On Monday, hours before the GoldenEye attack spread, the White House new cybersecurity coordinator, Rob Joyce, told the 7th Annual International Cybersecurity Conference at Tel Aviv University, in Israel, “We can’t protect against what we don’t understand.” He went on to say, “We need to figure out a deterrence model of how to impose costs on other nations so that they cannot achieve their desired outcomes.”
Israel’s attitude to cyber attacks seems less diplomatic. Nadav Argaman, the head of Israel’s national security agency, the Shin Bet, did not mince his words: “Our defense does not recognize any borders… We follow threats everywhere… We connect the cyber and the physical world. We do not just wait to get hacked. We go aggressively after hackers to get them before they attack.”

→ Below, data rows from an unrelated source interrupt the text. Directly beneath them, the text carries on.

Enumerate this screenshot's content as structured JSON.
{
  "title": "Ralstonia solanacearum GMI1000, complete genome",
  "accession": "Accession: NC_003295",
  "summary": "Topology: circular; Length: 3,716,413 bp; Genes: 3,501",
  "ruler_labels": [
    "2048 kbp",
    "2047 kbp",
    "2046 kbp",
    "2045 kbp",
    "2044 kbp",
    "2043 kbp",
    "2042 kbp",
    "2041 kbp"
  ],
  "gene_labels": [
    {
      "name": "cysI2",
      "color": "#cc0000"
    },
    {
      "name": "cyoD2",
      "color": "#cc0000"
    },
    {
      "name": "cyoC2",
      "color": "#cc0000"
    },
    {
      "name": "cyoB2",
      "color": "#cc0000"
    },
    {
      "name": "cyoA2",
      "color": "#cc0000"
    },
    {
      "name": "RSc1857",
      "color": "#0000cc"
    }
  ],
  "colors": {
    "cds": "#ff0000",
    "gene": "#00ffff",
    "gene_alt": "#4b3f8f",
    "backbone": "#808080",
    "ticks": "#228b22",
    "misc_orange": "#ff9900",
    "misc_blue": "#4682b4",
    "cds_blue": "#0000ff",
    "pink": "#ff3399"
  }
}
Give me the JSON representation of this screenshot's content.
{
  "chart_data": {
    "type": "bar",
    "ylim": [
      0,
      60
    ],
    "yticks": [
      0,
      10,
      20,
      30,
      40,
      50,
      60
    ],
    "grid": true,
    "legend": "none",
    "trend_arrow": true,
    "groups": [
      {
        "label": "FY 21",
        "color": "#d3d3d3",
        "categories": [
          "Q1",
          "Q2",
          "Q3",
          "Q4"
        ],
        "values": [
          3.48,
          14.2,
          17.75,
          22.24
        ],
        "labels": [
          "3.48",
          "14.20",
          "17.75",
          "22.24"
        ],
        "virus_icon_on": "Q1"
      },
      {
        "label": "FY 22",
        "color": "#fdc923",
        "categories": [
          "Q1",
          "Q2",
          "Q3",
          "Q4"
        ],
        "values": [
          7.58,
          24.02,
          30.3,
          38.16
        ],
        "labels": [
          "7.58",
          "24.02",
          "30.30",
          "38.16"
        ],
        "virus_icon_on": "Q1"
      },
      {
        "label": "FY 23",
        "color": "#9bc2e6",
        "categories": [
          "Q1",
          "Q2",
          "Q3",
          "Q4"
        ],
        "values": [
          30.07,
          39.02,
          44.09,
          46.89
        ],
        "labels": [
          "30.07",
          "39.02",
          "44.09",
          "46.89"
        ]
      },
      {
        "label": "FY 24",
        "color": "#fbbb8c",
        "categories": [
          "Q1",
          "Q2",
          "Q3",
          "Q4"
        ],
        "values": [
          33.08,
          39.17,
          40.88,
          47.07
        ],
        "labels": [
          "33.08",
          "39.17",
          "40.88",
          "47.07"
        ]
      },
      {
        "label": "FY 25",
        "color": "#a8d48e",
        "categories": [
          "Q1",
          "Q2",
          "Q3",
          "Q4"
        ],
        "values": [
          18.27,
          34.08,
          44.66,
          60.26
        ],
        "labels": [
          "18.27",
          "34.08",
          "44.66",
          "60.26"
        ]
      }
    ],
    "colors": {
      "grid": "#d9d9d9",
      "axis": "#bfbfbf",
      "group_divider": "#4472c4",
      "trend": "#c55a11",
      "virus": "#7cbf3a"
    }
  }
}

President Trump’s May 11, 2017, executive order calls for “a comprehensive review of the federal government’s cybersecurity risk management policies and procedures,” and ensuring the adequacy of the federal cybersecurity support given to the critical infrastructure, especially the electric grid.
The cyber security industry should live up to its promise and develop better methods to ensure greater security by extreme-vetting of employees, and limit outsourcing, constantly updating and patching holes in existing programs and investing in sources that could keep them secure.
Meanwhile, Congress should adopt policies that will help win secure the nation’s cyber communications, which remained vulnerable under the Obama administration. Proper policies to protect, prevent and deter cyber warfare must be adopted and implemented real soon. Without them, the country’s communication-based industries and everything wireless we use and are dependent on could be paralyzed and bring the U.S. to a screeching halt.